Ibarra Real Fonts
This font is the fruit of a wider initiative dating back to 2007, when Calcografía Nacional (Spain’s national and historical engraving workshop) organised a project directed by José María Ribagorda focusing on and highlighting Spain’s typographic heritage, with the support of Spain’s Ministry for Industry.
Nowadays, nobody questions the significance and growth of the Spanish language as a tool for communication between different countries and cultures around the world, and the intangible capital as well as the economic impact involved in the use of signs that could be recognised as belonging to our cultural heritage.
This project is aimed at filling an important gap, for the myriad of texts now written in the Spanish-speaking community use font types created in other cultural milieus. This is why we believe it is important, as our language becomes more relevant, to associate this reality with the recovery of the Imprenta Real types that were developed in Spain in the eighteenth century. Thus we will be able to make them better known, making them more accessible by means of the digital media available to us now.
In 2018, the sources of the Ibarra Real fonts became available under the SIL Open Font License. This means that it will not only be freely usable and widely distributed, but the source files can be a reason for study and adaptation. The production of this design was always aimed at the patrimonial and cultural recovery of one of the best examples of Spanish writing and Spanish printing. The Royal Academy of Fine Arts of San Fernando, sponsor of the project through the National Calcography, thus assures its character of public and common patrimony of all, and its distribution has been always free of charge.
Before reaching this stage, José María Ribagorda decided in 2015 that the first collaborator in touching the design should be Octavio Pardo. Octavio was the first student of the prestigious University of Reading MA Typeface Design programme to study Ibarra Real. It is logical that he was the person who José María asked to revise the font and improve it from his personal criteria, free of constraints. It has been a pleasure to observe his work, and to discuss the project with him. Changes included expanding the glyph set for more Latin languages, improving legibility, reworking spacing, and retouching of some glyphs. The italics were adjusted in terms of apparent slant angle.

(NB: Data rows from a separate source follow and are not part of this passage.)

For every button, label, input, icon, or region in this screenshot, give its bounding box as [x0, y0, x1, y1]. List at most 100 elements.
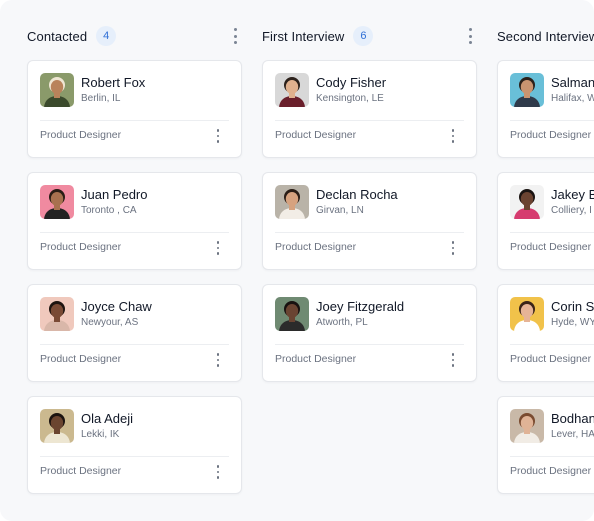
- candidate-info: Bodhan Lever, HA: [551, 411, 594, 442]
- avatar-photo: [40, 297, 74, 331]
- candidate-header: Joey Fitzgerald Atworth, PL: [275, 297, 404, 331]
- avatar-face: [50, 416, 64, 430]
- candidate-name[interactable]: Bodhan: [551, 411, 594, 427]
- menu-dot: [451, 358, 455, 362]
- avatar-photo: [275, 73, 309, 107]
- avatar: [275, 297, 309, 331]
- avatar-photo: [275, 297, 309, 331]
- candidate-role: Product Designer: [510, 129, 592, 141]
- card-more-icon[interactable]: [215, 465, 221, 479]
- card-more-icon[interactable]: [215, 353, 221, 367]
- card-more-icon[interactable]: [215, 129, 221, 143]
- candidate-header: Juan Pedro Toronto , CA: [40, 185, 148, 219]
- avatar: [510, 185, 544, 219]
- avatar-face: [520, 416, 534, 430]
- avatar: [275, 185, 309, 219]
- card-more-icon[interactable]: [450, 353, 456, 367]
- candidate-role: Product Designer: [510, 241, 592, 253]
- menu-dot: [216, 140, 220, 143]
- candidate-location: Berlin, IL: [81, 92, 121, 104]
- candidate-name[interactable]: Robert Fox: [81, 75, 145, 91]
- candidate-name[interactable]: Ola Adeji: [81, 411, 133, 427]
- menu-dot: [216, 364, 220, 367]
- candidate-location: Halifax, W: [551, 92, 594, 104]
- candidate-role: Product Designer: [40, 353, 122, 365]
- candidate-info: Corin Sr Hyde, WY: [551, 299, 594, 330]
- candidate-header: Corin Sr Hyde, WY: [510, 297, 594, 331]
- menu-dot: [451, 140, 455, 143]
- candidate-card[interactable]: Joey Fitzgerald Atworth, PL Product Design…: [262, 284, 477, 382]
- column-title: First Interview: [262, 28, 345, 44]
- card-more-icon[interactable]: [450, 129, 456, 143]
- candidate-card[interactable]: Declan Rocha Girvan, LN Product Designer: [262, 172, 477, 270]
- candidate-role: Product Designer: [510, 353, 592, 365]
- candidate-location: Hyde, WY: [551, 316, 594, 328]
- candidate-card[interactable]: Joyce Chaw Newyour, AS Product Designer: [27, 284, 242, 382]
- candidate-card[interactable]: Jakey B Colliery, I Product Designer: [497, 172, 594, 270]
- candidate-header: Declan Rocha Girvan, LN: [275, 185, 398, 219]
- candidate-info: Salman Halifax, W: [551, 75, 594, 106]
- menu-dot: [233, 34, 237, 38]
- candidate-location: Lekki, IK: [81, 428, 120, 440]
- candidate-location: Atworth, PL: [316, 316, 368, 328]
- candidate-name[interactable]: Joyce Chaw: [81, 299, 152, 315]
- candidate-role: Product Designer: [40, 241, 122, 253]
- candidate-info: Robert Fox Berlin, IL: [81, 75, 145, 106]
- column-header: Contacted 4: [27, 24, 242, 48]
- column-more-icon[interactable]: [467, 28, 473, 44]
- card-divider: [40, 344, 229, 345]
- candidate-card[interactable]: Cody Fisher Kensington, LE Product Designe…: [262, 60, 477, 158]
- candidate-info: Juan Pedro Toronto , CA: [81, 187, 148, 218]
- candidate-info: Jakey B Colliery, I: [551, 187, 594, 218]
- candidate-card[interactable]: Corin Sr Hyde, WY Product Designer: [497, 284, 594, 382]
- avatar: [275, 73, 309, 107]
- avatar: [40, 185, 74, 219]
- candidate-location: Kensington, LE: [316, 92, 384, 104]
- avatar-face: [50, 80, 64, 94]
- avatar: [510, 297, 544, 331]
- candidate-card[interactable]: Salman Halifax, W Product Designer: [497, 60, 594, 158]
- avatar: [510, 73, 544, 107]
- column-count-badge: 6: [353, 26, 374, 46]
- column-more-icon[interactable]: [232, 28, 238, 44]
- candidate-name[interactable]: Joey Fitzgerald: [316, 299, 404, 315]
- candidate-name[interactable]: Salman: [551, 75, 594, 91]
- menu-dot: [451, 353, 455, 356]
- candidate-card[interactable]: Juan Pedro Toronto , CA Product Designer: [27, 172, 242, 270]
- candidate-header: Ola Adeji Lekki, IK: [40, 409, 133, 443]
- candidate-location: Newyour, AS: [81, 316, 139, 328]
- candidate-card[interactable]: Robert Fox Berlin, IL Product Designer: [27, 60, 242, 158]
- candidate-name[interactable]: Declan Rocha: [316, 187, 398, 203]
- column-header: First Interview 6: [262, 24, 477, 48]
- avatar-face: [520, 304, 534, 318]
- candidate-role: Product Designer: [275, 129, 357, 141]
- avatar-photo: [510, 297, 544, 331]
- menu-dot: [216, 252, 220, 255]
- menu-dot: [468, 41, 472, 44]
- menu-dot: [216, 134, 220, 138]
- menu-dot: [468, 34, 472, 38]
- card-divider: [510, 120, 594, 121]
- candidate-name[interactable]: Cody Fisher: [316, 75, 386, 91]
- candidate-name[interactable]: Jakey B: [551, 187, 594, 203]
- candidate-card[interactable]: Ola Adeji Lekki, IK Product Designer: [27, 396, 242, 494]
- candidate-location: Girvan, LN: [316, 204, 364, 216]
- card-divider: [275, 344, 464, 345]
- candidate-role: Product Designer: [510, 465, 592, 477]
- card-divider: [40, 120, 229, 121]
- candidate-info: Ola Adeji Lekki, IK: [81, 411, 133, 442]
- candidate-name[interactable]: Corin Sr: [551, 299, 594, 315]
- avatar: [40, 409, 74, 443]
- card-divider: [40, 232, 229, 233]
- candidate-info: Cody Fisher Kensington, LE: [316, 75, 386, 106]
- menu-dot: [451, 129, 455, 132]
- card-more-icon[interactable]: [215, 241, 221, 255]
- candidate-card[interactable]: Bodhan Lever, HA Product Designer: [497, 396, 594, 494]
- menu-dot: [468, 28, 472, 31]
- kanban-board: Contacted 4 Robert Fox Berlin, IL Product De…: [0, 0, 594, 521]
- avatar-photo: [510, 73, 544, 107]
- candidate-name[interactable]: Juan Pedro: [81, 187, 148, 203]
- card-more-icon[interactable]: [450, 241, 456, 255]
- avatar-face: [50, 304, 64, 318]
- card-divider: [275, 120, 464, 121]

The first release of the project included not only characters, but also ornaments made by celebrated Latin-American and Spanish designers: Manuel Alvarez Junco, Andreu Balius Planelles, Didac Ballester, Paco Bascunan, Jose Maria Cerezo, Alberto Corazon, Oyer Corazon, Pablo Cosgaya, Ruben Fontana, Javier Garcia del Olmo Jose Gil Nogues, Pepe Gimeno, Fernando Gutierrez, Juan Martinez, Laura Meseguer, Juan Antonio Moreno, Juan Nava, Miguel Ochando, Joseph Patau Bellart, Alejandro Paul, Marc Salinas, Emilio Torne, Alex Trochut, Roberto Turegano Moratalla.
This second version has been Revised, Opened, and Extended, or as it would be in Spanish, "Revisada, Abierta y Extendida." Also the ornaments of the first version have not been incorporated, but may be included in a future update when their authors allow them to be distributed under the SIL Open Font License.